Joram se sintió furioso, tan furioso que la rabia no le permitió articular palabra y no consiguió hablar; de modo que mi señor pudo continuar.
—Sé que has hecho la espada, Joram... para protegerte a ti y a los que amas de la magia. Y es por esa razón que te aferras a ella. Y, sí, admito que quieren la Espada Arcana y sus secretos. El Patriarca Radisovik... ¿le recuerdas? Sabes que es un hombre bueno e inteligente. El Patriarca Radisovik recibió un mensaje que cree que procedía de Almin sobre la Espada Arcana y a cómo podía usarse para salvar a nuestro pueblo. Si llevas o no contigo la espada a la Tierra, es decisión tuya. Yo no intentaré influirte. Sólo me preocupa tu seguridad y la de tu familia. ¿Te importa tanto la Espada Arcana, hijo mío, que sacrificarías a tu familia por ella?
Joram se puso de pie, y tras soltar la mano de su esposa, se alejó de su apaciguador contacto.
—¿Cómo puedo confiar en ellos? ¿Qué he encontrado yo en esta gente en el pasado, Padre? Traición, engaño, asesinatos...
Su voz estaba llena de cólera.
—Honor, amor, compasión —replicó Saryon.
El rostro del otro se oscureció. No estaba acostumbrado a que le contradijeran. No sé qué habría añadido, pero entonces Gwendolyn intervino.
—Padre, decidnos qué planes tiene el rey Garald para nosotros —dijo.
Saryon así lo hizo. Contó que una nave estaba esperando en el puesto fronterizo. La nave los llevaría de regreso a la Tierra, donde se les había preparado alojamiento. Habló con pena de las cosas que deberían dejarse atrás, pero no había espacio suficiente en la nave para guardar muchos objetos personales.

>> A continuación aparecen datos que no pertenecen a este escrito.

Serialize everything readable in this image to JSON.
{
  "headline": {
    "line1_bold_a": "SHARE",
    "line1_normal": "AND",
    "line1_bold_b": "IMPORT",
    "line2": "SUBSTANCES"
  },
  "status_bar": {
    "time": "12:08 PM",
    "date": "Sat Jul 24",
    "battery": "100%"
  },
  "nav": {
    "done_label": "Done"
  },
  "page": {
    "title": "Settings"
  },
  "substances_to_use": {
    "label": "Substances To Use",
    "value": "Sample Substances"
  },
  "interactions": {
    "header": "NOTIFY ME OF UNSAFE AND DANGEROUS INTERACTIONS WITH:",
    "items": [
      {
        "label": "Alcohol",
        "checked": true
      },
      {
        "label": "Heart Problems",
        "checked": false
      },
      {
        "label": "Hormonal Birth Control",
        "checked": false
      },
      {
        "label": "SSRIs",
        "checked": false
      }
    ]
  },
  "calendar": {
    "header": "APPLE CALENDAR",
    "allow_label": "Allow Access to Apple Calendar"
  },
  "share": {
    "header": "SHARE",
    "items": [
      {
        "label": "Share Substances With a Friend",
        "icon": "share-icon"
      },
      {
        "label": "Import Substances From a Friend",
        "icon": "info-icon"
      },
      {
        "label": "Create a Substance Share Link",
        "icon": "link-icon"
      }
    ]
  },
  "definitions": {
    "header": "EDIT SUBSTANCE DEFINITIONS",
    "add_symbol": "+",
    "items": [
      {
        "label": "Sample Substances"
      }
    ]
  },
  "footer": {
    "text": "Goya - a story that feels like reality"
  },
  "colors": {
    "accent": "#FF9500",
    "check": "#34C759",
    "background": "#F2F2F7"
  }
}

—Sólo espacio suficiente para la Espada Arcana —masculló Joram, e hizo una mueca irónica.
—¡Al infierno con la Espada Arcana! —replicó mi señor, enojado, perdiendo la paciencia—. ¡Deshazte de ella! ¡No quiero verla! ¡No quiero saber nada de ella! ¡Déjala! ¡Entiérrala! No me importa lo que hagas con ella. ¡Eres tú, Joram! Tú y tu esposa y tu hija. Sois vosotros todo lo que me importa.
—¡A vos! —replicó él—. ¡Y por eso os enviaron a vos! ¡Para que hicierais esta súplica y de este modo! Para que nos hicierais huir aterrorizados. ¡Y cuando ya no estemos, entonces serán libres de venir y registrarlo todo y apoderarse de aquello por lo que saben que yo moriría antes que entregarlo!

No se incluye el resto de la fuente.